To take this to the extreme, the chunk duration used in Community LHLS can even be reduced to one frame or 0.04 s in the described setup. As shown in Fig. 5, this reduces the segmenting delay nearly proportionally and reduces the overall delay of Community LHLS compared to Apple LLHLS to about 60% (0.2 s), allowing Community LHLS to reach an overall delay of 0.13 s. All of this is possible without changes to the playlist as Community LHLS does not signal chunks explicitly. Conversely, Apple LLHLS would require signaling every part or frame in the playlist, which would increase the number of requests from the player enormously and make it practically infeasible. Due to this limitation, Fig. 5 uses 0.2 s parts for Apple LLHLS to allow for a fair comparison to the maxed-out Community LHLS with the smallest possible distribution delays that HLS with chunked transfer can realistically achieve.
Fig. 5: Breakdown and comparison of delay between Apple LLHLS with a part size of 0.2 s and Community LHLS with a chunk size of one frame.
So, if Community LHLS is so much better in terms of delay, why is it being abandoned?
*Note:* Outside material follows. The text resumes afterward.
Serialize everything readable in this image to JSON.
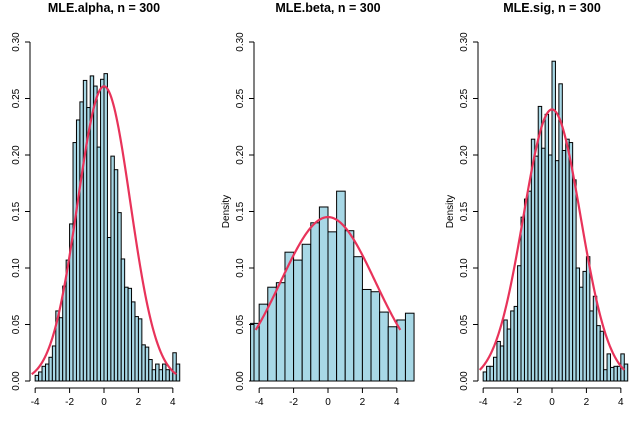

As discussed, Community LHLS breaks ABR, and this is a big deal on the client side. When content from the edge is played and data is received via chunked transfer, the actual download speed cannot be measured reliably anymore, making ABR practically impossible. In addition, the standard has moved on to become Apple LLHLS and unofficial, community-driven efforts are a support risk that is not taken lightly by most technology providers.
What will the future of low-delay streaming bring? The short answer is Apple LLHLS. While being inferior in terms of the overall delay that can be achieved compared to Community LHLS, Apple LLHLS keeps ABR intact. Maybe someone somewhere will find a way to combine the advantages of chunked transfer from Community LHLS with the ABR capabilities of Apple LLHLS. Such a combination would truly minimize the delay for low-latency applications and make a very nice revision of the current (draft) low-latency HLS standard.
A detailed technical analysis of the delay measurements including the relevant methodological and theoretical foundations can be found in Ziemski, B.: “Analysis of delay sources and opportunities to minimise them in scalable live video streaming”, Master’s Thesis, Warsaw University of Technology, Warsaw, Poland, February 2021.